I had anorexia when I was 15 (due to post-traumatic stress) without technically being anywhere near overweight or even at higher weight.

I gained weight, got a little overweight (which was not a big deal, as I would think). Đ¢hen I lost it without any efforts.

3 years ago I was under much stress (personal and professional) and started to lose weight (there are people that gain and others that lose under stress). Without dieting, fitness and so on.
I was just coming to work, buying a sandwich and some sweets or fruits or anything and didn’t really pay attention to it. I need to eat in order to function in order to meet the deadline.

At the end everything was done, and I was skinny, exhausted, gaunt face ..., but without eating disorder.

There were a lot of fuss around me, distressed looks, I even started questioning my own perceptions. Which are pretty good. And I was not in denial. I am at the same weight now but with better face and skin.
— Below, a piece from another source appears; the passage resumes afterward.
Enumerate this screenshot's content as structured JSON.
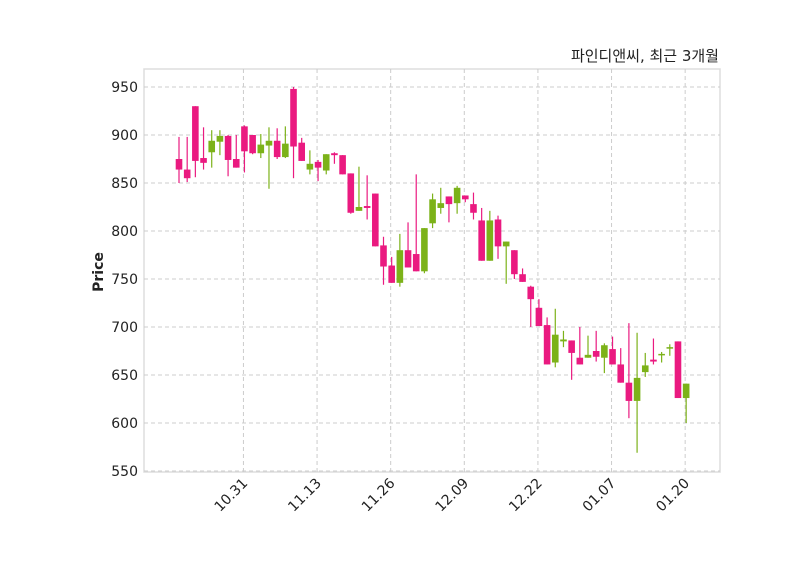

In my eyes, the gossipy attention is awful, esp. when it concerns your privacy. I admit that I find it distressful and disrespectful. I am not supposed to explain to every other person (or to every other gossipy media, if I am a “celebrity” or just happen to be an actress or a director or my husband’s wife) why I am fat or thin, why I am ugly or beautiful, or stressed or ill or even old. Some aging women get skinny. At least I know some. Or your husband is fucking around, you have 3 kids and you are not healthy and happy? Shame on you. Are we supposed to be an eye-candy and please everybody around?